Nonetheless, lawmakers’ typical post-Election Night scramble to hash out leadership posts and committee positions is not following its typical schedule, said House Speaker Bryce Edgmon, I-Dillingham.
“Most of us recognize that this is a two-round process. We got through the first round tonight; the second round will be at least a week and possibly until the bitter end when all of the stragglers come in and all the votes have been counted,” Edgmon said in an Election Night phone interview. “At least the people I’m talking with, I don’t think they’re making their political beds just quite yet.”
While campaigns and political operatives now face a week-long wait before the remaining absentee and early ballots are tallied, they already have a lot of information about those uncounted votes: They know the names and party affiliations of the people who cast them, along with other hints about their political leanings kept in proprietary databases.
Campaigns can then use that data to make informed predictions about how the remaining votes will break down. For Alaska’s U.S. Senate race, for example, both Republicans and a number of progressives said Wednesday that it’s hard to see Gross, the Democratic Party-endorsed independent, making up his nearly 60,000-vote deficit to Sullivan, the incumbent Republican.

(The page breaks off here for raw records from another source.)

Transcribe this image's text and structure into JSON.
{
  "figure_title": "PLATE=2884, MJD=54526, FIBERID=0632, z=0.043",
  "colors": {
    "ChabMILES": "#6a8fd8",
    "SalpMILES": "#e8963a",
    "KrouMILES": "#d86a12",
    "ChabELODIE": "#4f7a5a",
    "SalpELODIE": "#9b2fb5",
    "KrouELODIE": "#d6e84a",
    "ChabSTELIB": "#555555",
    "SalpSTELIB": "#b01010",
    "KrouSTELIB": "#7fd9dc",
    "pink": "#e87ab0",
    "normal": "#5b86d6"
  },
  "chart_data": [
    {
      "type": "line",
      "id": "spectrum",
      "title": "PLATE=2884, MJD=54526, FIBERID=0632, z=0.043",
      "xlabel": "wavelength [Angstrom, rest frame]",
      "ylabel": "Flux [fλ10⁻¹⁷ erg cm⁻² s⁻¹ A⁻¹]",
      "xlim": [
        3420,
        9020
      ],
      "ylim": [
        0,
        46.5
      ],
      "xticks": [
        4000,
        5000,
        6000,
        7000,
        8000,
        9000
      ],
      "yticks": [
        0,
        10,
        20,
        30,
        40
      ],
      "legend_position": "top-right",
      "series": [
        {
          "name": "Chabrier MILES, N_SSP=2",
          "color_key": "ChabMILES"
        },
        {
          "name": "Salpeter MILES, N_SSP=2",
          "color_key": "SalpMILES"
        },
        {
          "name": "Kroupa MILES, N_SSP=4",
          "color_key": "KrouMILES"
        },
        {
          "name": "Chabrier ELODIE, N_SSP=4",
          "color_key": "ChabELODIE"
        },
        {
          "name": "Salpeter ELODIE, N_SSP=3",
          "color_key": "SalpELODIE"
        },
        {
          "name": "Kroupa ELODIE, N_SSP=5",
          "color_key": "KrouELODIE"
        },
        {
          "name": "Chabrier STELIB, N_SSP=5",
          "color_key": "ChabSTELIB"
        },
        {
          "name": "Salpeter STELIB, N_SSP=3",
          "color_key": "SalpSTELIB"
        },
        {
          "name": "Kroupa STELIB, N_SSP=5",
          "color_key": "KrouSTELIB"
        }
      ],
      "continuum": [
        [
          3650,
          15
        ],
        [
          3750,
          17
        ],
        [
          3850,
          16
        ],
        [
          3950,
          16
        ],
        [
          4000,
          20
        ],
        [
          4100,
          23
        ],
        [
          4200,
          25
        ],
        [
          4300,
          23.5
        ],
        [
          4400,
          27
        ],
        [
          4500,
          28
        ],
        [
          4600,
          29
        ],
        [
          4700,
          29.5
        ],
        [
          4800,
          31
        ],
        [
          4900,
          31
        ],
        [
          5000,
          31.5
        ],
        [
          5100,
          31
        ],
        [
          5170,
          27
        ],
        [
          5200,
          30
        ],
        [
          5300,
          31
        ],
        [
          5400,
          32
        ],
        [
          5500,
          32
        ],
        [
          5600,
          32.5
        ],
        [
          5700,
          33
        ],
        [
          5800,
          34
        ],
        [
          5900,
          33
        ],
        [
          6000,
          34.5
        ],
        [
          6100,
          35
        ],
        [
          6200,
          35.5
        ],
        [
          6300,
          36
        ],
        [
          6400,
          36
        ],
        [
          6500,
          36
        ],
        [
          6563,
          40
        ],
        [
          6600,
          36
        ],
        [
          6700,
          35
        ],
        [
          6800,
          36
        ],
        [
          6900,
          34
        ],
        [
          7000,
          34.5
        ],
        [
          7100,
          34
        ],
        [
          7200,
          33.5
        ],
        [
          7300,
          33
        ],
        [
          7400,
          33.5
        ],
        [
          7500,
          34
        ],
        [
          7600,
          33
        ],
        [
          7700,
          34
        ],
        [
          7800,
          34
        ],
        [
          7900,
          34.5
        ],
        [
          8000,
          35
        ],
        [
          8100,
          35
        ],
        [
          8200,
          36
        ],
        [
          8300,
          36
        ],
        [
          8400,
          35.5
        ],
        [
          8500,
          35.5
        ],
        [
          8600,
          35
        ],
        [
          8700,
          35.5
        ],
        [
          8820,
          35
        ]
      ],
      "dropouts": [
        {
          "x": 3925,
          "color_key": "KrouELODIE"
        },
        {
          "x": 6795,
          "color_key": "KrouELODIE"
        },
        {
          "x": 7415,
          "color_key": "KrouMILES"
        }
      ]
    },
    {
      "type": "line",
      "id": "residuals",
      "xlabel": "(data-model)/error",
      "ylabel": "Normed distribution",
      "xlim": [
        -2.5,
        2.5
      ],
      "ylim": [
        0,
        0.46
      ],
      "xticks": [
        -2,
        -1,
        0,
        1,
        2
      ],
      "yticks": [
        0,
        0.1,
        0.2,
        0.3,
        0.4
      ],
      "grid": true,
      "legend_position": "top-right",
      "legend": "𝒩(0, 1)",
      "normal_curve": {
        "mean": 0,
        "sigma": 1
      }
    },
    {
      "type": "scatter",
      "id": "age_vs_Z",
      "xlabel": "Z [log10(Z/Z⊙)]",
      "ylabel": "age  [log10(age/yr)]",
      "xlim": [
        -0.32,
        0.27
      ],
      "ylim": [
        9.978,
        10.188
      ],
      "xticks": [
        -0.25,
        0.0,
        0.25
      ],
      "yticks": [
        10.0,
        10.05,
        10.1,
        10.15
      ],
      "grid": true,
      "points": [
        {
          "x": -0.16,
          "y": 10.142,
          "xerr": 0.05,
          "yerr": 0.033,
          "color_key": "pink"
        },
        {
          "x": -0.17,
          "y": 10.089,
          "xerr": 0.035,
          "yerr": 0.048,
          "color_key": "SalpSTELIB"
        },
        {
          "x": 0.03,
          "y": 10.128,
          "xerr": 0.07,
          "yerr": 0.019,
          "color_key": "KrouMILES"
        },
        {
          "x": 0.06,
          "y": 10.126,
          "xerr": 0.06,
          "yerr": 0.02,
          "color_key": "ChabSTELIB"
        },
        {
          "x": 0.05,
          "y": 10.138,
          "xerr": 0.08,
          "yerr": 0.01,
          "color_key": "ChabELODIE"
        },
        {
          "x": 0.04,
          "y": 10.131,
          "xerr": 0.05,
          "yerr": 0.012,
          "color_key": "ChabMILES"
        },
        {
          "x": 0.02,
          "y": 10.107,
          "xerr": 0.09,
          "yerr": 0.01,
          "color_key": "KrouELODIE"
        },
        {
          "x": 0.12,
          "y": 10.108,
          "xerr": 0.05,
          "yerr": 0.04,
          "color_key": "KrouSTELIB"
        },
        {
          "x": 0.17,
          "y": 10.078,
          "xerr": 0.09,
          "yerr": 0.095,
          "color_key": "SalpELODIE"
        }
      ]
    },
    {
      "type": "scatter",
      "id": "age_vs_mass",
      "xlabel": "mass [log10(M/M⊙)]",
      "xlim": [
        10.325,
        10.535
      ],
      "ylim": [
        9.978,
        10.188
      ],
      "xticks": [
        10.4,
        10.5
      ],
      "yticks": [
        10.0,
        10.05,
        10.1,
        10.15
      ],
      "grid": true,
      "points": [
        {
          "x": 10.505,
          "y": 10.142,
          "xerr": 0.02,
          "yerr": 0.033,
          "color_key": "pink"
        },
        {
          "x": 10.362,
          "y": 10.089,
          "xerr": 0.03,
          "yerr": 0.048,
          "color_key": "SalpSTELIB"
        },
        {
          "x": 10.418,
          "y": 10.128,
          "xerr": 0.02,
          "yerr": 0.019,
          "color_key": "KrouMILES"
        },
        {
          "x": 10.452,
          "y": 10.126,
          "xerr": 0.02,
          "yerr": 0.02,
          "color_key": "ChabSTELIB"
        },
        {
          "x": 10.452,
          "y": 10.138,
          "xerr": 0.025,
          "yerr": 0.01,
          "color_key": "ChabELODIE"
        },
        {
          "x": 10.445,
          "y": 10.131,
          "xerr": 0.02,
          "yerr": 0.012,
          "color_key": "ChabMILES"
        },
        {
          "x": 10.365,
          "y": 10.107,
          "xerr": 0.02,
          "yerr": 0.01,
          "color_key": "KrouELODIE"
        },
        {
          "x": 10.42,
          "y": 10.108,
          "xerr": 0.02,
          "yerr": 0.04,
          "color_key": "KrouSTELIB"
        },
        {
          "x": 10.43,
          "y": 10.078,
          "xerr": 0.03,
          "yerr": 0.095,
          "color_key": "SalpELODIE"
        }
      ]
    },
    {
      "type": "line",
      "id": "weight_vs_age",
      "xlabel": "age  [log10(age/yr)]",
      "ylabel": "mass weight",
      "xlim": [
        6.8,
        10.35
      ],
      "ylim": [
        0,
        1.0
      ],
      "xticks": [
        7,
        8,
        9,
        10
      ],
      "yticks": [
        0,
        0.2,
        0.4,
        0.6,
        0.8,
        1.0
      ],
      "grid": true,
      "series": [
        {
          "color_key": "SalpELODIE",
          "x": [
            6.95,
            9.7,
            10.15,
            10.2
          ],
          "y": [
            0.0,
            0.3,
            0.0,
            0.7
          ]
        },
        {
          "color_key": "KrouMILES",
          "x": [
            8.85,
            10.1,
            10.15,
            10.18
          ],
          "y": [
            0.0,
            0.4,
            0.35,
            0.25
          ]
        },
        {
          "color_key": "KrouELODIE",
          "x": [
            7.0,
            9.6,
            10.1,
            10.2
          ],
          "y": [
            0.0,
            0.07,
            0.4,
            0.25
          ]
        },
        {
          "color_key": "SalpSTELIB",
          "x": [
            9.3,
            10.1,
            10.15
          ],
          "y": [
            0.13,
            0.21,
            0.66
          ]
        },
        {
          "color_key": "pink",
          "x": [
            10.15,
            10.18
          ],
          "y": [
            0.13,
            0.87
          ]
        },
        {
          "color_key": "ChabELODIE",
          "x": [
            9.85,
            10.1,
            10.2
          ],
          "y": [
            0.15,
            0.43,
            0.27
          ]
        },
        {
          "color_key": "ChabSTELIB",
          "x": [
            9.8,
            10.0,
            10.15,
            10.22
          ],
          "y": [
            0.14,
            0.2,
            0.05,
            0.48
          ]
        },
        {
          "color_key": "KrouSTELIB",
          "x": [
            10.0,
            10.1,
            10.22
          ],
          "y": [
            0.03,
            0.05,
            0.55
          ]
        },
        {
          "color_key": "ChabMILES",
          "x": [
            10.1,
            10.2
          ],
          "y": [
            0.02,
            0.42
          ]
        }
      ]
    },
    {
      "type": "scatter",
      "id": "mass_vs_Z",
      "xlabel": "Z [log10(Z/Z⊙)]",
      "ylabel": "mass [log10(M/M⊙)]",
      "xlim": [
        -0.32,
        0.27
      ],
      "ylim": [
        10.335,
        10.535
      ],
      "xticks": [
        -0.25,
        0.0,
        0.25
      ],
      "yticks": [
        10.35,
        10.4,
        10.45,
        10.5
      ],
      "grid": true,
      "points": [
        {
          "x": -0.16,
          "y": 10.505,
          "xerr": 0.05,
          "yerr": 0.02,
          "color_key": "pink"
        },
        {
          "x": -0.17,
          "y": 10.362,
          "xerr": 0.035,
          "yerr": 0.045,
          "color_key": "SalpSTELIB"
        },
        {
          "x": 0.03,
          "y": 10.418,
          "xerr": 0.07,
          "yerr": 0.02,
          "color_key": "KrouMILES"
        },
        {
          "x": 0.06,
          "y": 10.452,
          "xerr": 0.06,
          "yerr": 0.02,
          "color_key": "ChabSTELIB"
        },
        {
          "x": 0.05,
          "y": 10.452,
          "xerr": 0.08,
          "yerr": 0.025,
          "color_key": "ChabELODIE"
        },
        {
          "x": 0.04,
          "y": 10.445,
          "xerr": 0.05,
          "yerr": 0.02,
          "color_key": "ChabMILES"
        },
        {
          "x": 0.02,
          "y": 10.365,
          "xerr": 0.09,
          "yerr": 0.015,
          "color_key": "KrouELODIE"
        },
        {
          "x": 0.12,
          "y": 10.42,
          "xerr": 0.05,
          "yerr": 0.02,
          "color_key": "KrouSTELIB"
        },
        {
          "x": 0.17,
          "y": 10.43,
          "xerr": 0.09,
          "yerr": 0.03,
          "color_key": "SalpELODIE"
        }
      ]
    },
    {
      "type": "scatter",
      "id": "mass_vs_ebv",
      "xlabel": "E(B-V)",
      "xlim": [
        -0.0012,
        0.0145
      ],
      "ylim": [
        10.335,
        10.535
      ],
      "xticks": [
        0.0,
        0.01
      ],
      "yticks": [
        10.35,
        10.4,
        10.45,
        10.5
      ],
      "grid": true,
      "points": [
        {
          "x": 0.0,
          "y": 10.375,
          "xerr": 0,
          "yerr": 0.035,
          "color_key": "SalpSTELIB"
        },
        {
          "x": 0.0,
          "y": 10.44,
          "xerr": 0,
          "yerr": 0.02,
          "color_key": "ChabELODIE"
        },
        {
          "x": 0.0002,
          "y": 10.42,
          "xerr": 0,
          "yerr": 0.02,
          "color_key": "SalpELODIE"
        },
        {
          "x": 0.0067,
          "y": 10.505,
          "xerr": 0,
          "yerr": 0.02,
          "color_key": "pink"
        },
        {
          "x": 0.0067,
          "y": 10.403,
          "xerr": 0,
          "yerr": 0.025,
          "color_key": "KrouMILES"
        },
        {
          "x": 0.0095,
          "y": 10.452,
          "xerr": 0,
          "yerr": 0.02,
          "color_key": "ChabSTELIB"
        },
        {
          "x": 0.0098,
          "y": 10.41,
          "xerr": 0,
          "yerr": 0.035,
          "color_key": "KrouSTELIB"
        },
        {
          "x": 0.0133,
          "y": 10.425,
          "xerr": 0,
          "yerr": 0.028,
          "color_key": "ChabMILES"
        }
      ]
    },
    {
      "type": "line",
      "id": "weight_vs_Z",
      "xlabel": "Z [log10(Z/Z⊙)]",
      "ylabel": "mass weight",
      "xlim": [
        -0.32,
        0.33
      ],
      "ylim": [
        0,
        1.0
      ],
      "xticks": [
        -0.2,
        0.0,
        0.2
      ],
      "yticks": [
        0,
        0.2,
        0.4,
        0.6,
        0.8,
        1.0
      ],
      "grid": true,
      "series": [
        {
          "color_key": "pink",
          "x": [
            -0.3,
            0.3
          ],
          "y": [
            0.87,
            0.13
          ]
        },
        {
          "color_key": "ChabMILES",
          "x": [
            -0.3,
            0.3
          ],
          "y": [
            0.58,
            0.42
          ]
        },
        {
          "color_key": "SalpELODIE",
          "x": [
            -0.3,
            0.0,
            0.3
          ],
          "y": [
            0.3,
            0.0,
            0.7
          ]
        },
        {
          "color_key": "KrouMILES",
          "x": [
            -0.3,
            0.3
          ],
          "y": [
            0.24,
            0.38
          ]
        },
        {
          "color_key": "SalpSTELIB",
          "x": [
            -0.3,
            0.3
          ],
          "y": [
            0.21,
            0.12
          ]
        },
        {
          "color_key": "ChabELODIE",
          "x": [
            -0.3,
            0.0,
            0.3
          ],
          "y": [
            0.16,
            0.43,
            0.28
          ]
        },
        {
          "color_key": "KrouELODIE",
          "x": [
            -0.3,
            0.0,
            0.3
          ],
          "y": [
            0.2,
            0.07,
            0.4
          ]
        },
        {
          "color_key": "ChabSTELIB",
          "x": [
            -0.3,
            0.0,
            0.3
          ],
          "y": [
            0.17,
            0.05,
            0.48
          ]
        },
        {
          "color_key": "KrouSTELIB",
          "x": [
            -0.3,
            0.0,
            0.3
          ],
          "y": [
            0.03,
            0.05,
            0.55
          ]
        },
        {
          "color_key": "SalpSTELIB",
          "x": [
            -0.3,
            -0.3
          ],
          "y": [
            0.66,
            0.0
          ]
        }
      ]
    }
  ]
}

Of more than 100,000 uncounted absentee ballots, roughly one-fourth of were cast by registered Republican voters and one-fourth were cast by registered Democrats, suggesting that half of all the uncounted ballots are likely to cancel each other out. That means that Gross would have to win an overwhelming majority of the remaining ballots cast by independent voters, which Matt Shuckerow, a spokesman for Sullivan’s campaign, said is implausible.
“This isn’t just a guess. This is a very informed analysis,” Shuckerow said in a phone interview Wednesday. “Every vote will count — we think it should, and it will. But when we look at the numbers, we just can see that there’s no path to victory for the Gross campaign.”
Gross released a video Wednesday saying that “we knew from the beginning that this race was going to be close,” and that the uncounted ballots come from “very strong supporters.”
“Every vote will be counted, and at the end of the day, we still believe we are going to win,” he said.
A spokesman for Gross, Matt Lehner, added in an email that with some 40% of votes uncounted, “this race is far from over.” But he wouldn’t provide any details of the Gross campaign’s analysis of outstanding votes.
As for the initiative to overhaul Alaska’s elections, Scott Kendall, an attorney working with that campaign, said he still sees the race as within striking distance.
“When I look at the sheer number of outstanding ballots — a number that’s only going to grow — and our support for our measure among that group that voted by mail, I absolutely think the numbers are there,” Kendall said.
Brett Huber, the manager of the leading campaign opposing the elections initiative, acknowledged that the COVID-19 pandemic has scrambled typical voting patterns. But he said he thinks it’s very unlikely that the results will flip as much as they’d have to for the Election Night counts to change for either the elections initiative or the oil-tax initiative, which faces a much larger deficit.
“Trying to get back to a win for either ballot measure is like putting your entire stack of chips on double zero on the roulette wheel,” Huber said. “You’re going to get 36-to-1 odds, because it never happens.”
The state will start counting absentee and early votes beginning Tuesday. But any ballots postmarked by Election Day will still be counted as long as they arrive within 10 days, or 15 days for those sent from outside the country.
As many as 30,000 additional absentee ballots were mailed to voters that have not yet been returned, according to state statistics.